Fatal error: Call to private method CirrusSearch\Maintenance\DumpIndex::outputProgress() from context '' in /mnt/srv/mediawiki-staging/php-master/extensions/CirrusSearch/maintenance/dumpIndex.php on line 153
manybubbles@deployment-bastion:/srv/mediawiki-staging/php-master$ php --version
PHP 5.3.10-1ubuntu3.18 with Suhosin-Patch (cli) (built: Apr 17 2015 15:11:25) 
Copyright (c) 1997-2012 The PHP Group
Zend Engine v2.3.0, Copyright (c) 1998-2012 Zend Technologies
manybubbles@deployment-bastion:/srv/mediawiki-staging/php-master$

Change 219902 had a related patch set uploaded (by DCausse):
Add support for PHP 5.3 to the dumpIndex maintenance script

https://gerrit.wikimedia.org/r/219902

Change 219902 merged by jenkins-bot:
Add support for PHP 5.3 to the dumpIndex maintenance script

https://gerrit.wikimedia.org/r/219902

Hydriz subscribed.

Perhaps this bug may have been resolved, but please provide a download URL so that Datasets-Archiving can pick it up and push to the Internet Archive according, thanks!

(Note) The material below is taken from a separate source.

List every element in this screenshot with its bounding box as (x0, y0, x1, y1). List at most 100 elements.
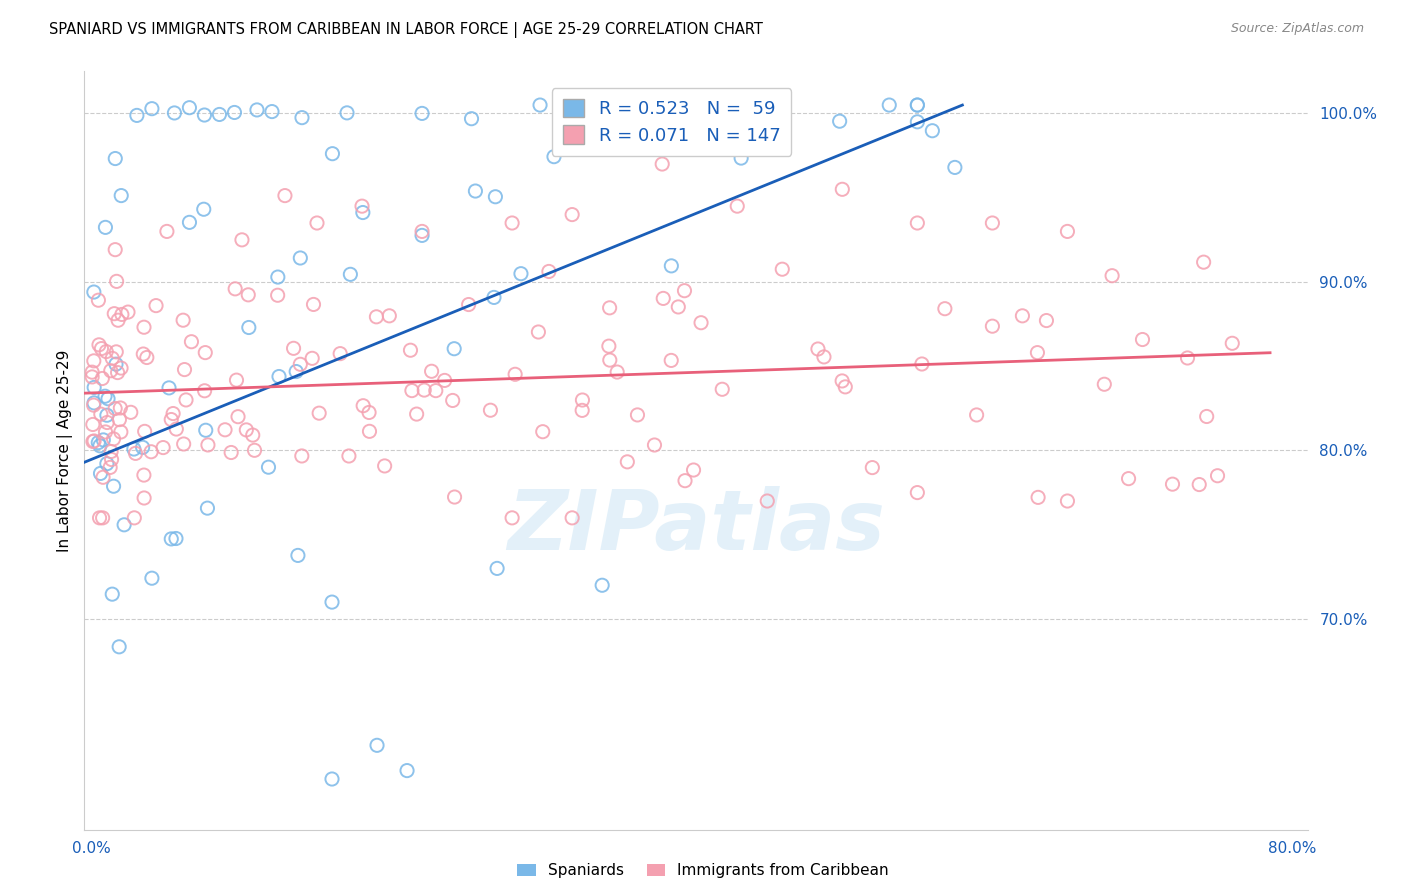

These dumps are not generated automatically. They contain only a subset of the data that is already available in db dumps.
This is mostly a tool for developers because this format is very convenient to reproduce a production index on another system (db dumps are hard to use).
I'd like to generate these dumps regularly like db dumps but I don't know where to start (on which server, where should we store them etc..).

Today, when I need a dump, I run the script from terbium and I stash the data in my home.